Selon la tradition sumérienne, telle qu'on la trouve dans la liste royale sumérienne, Eridu est la première ville à avoir reçu la royauté, quand celle-ci, selon l’expression de ce texte, « est descendue du Ciel ». Cependant il n'est pas assuré que cette tradition ait des fondements historiques. Aux périodes historiques, cette ville n’a jamais été le siège d’un royaume puissant. Elle est en revanche une ville importante sur le plan religieux, puisque c’est la cité du grand dieu Enki/Ea, où se trouve son grand temple, l'É.ABZU, et de ce fait la ville apparaît souvent dans la littérature sumérienne. Si elle est parfois mentionnée comme un port important, Eridu n’est cependant pas située au bord du golfe Persique aux époques historiques, mais plutôt sur une lagune reliée à la mer.

Comme la plupart des sites de Basse Mésopotamie, Eridu fut abandonné dans le courant des XVIIIe et XVIIe siècles av. J.-C., et ne fut plus le lieu d’une occupation importante par la suite. Des traces d'occupation des époques d'Isin-Larsa, de la dynastie kassite, puis de l'époque néo-babylonienne ont été repérées à la surface de différents tells situés sur le site. Nabuchodonosor II de Babylone y restaura le sanctuaire d'Enki au début du VIe siècle av. J.-C.

Recherches archéologiques

Le site a été prospecté par John George Taylor en 1854 et par Reginald Campbell Thompson en 1918, puis H. R. Hall en 1919. Des fouilles plus complètes ont été effectuées entre 1946 et 1950 par le service des antiquités de l’Irak, sous la direction de Fuad Safar, assisté par S. Lloyd à partir de 1948. Eridu n’a pas livré d’important matériel épigraphique. Les fouilles ont repris sous la direction de l'Université de Strasbourg et l'Université de Rome « La Sapienza » depuis 2018[1],[2].

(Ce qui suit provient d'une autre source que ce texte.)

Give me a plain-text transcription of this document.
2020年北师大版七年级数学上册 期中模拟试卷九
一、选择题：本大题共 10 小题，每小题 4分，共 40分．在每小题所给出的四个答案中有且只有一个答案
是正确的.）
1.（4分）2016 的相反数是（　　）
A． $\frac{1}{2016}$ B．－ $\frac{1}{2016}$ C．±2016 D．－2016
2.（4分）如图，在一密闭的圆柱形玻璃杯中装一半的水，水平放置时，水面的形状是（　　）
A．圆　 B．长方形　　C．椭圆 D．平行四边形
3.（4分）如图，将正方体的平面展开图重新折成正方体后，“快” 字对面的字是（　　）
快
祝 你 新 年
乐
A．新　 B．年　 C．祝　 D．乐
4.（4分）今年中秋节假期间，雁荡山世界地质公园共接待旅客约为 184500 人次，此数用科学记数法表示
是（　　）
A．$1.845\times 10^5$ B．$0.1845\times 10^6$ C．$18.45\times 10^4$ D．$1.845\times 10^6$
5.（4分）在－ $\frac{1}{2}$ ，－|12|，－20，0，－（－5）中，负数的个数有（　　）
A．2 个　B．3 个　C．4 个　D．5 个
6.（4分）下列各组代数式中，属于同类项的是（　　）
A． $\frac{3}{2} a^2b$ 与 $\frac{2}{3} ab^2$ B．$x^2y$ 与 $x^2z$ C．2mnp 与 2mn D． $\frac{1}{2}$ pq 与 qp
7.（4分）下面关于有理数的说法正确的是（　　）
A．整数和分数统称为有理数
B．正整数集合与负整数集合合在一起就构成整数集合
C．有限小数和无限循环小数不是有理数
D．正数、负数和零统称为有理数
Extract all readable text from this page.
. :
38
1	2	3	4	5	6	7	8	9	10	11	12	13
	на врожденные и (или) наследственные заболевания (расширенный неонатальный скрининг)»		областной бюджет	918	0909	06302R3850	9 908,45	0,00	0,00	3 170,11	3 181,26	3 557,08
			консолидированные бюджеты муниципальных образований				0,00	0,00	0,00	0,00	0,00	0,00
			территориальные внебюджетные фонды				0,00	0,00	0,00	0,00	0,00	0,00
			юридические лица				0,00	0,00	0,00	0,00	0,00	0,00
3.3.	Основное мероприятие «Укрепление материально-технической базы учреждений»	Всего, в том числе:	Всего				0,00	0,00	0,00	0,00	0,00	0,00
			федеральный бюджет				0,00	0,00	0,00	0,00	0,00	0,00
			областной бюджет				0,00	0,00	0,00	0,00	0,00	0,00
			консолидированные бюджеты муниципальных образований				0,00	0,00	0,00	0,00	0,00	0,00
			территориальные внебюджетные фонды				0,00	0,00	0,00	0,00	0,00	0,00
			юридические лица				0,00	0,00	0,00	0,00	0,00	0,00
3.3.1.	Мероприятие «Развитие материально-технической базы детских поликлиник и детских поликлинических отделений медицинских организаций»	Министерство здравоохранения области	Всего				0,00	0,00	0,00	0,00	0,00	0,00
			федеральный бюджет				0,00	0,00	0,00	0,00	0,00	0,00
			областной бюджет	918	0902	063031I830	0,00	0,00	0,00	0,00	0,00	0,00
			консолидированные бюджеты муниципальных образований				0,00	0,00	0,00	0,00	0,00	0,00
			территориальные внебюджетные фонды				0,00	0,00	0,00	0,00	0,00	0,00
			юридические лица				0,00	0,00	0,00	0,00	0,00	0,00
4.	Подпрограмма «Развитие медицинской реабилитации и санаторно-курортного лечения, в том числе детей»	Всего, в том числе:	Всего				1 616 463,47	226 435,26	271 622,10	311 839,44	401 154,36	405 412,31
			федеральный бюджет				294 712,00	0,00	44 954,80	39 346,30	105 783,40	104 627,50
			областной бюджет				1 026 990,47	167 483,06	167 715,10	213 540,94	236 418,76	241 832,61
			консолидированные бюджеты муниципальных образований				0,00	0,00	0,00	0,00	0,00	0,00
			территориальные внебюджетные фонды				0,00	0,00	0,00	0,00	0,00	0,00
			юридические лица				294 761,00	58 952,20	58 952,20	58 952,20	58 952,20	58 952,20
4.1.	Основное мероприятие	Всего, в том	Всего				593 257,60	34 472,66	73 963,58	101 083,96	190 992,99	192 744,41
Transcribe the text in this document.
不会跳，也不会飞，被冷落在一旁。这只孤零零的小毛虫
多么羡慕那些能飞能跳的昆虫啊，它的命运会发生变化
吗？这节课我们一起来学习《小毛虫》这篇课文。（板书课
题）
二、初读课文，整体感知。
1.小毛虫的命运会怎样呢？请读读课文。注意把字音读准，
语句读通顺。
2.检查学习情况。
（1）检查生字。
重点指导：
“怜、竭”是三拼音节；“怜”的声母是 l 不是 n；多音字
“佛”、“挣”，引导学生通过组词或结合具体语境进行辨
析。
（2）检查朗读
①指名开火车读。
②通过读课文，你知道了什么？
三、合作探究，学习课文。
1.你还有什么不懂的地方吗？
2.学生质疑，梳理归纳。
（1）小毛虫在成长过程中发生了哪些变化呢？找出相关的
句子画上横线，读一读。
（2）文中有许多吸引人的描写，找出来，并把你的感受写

Plan de la zone sacrée d'Enki à Eridu, avec son temple et sa ziggurat.

C’est autour de la zone sacrée, située au centre du tell, que se sont concentrées les fouilles. Celle-ci était ceinte d'une muraille intérieure quadrangulaire de 400 × 300 mètres de côté. On y a repéré 19 niveaux archéologiques, ce qui a permis la constitution d’une longue séquence chronologique importante pour notre connaissance de la protohistoire du sud mésopotamien. Les découvertes se sont essentiellement concentrées dans le secteur du temple d'Eridu, qui présente le plus ancien exemple d'architecture monumentale dans le Sud mésopotamien, remontant aux débuts de l'époque d'Obeid (début du Ve millénaire av. J.-C.). Un sondage réalisé en un point du site (« Hut Sounding ») a permis de préciser la séquence archéologique allant de l'époque d'Obeid jusqu'aux Dynasties archaïques (IIIe millénaire av. J.-C.). Par ailleurs, un cimetière de la fin de l'Obeïd a été exploré au nord-ouest du site par les équipes irakiennes.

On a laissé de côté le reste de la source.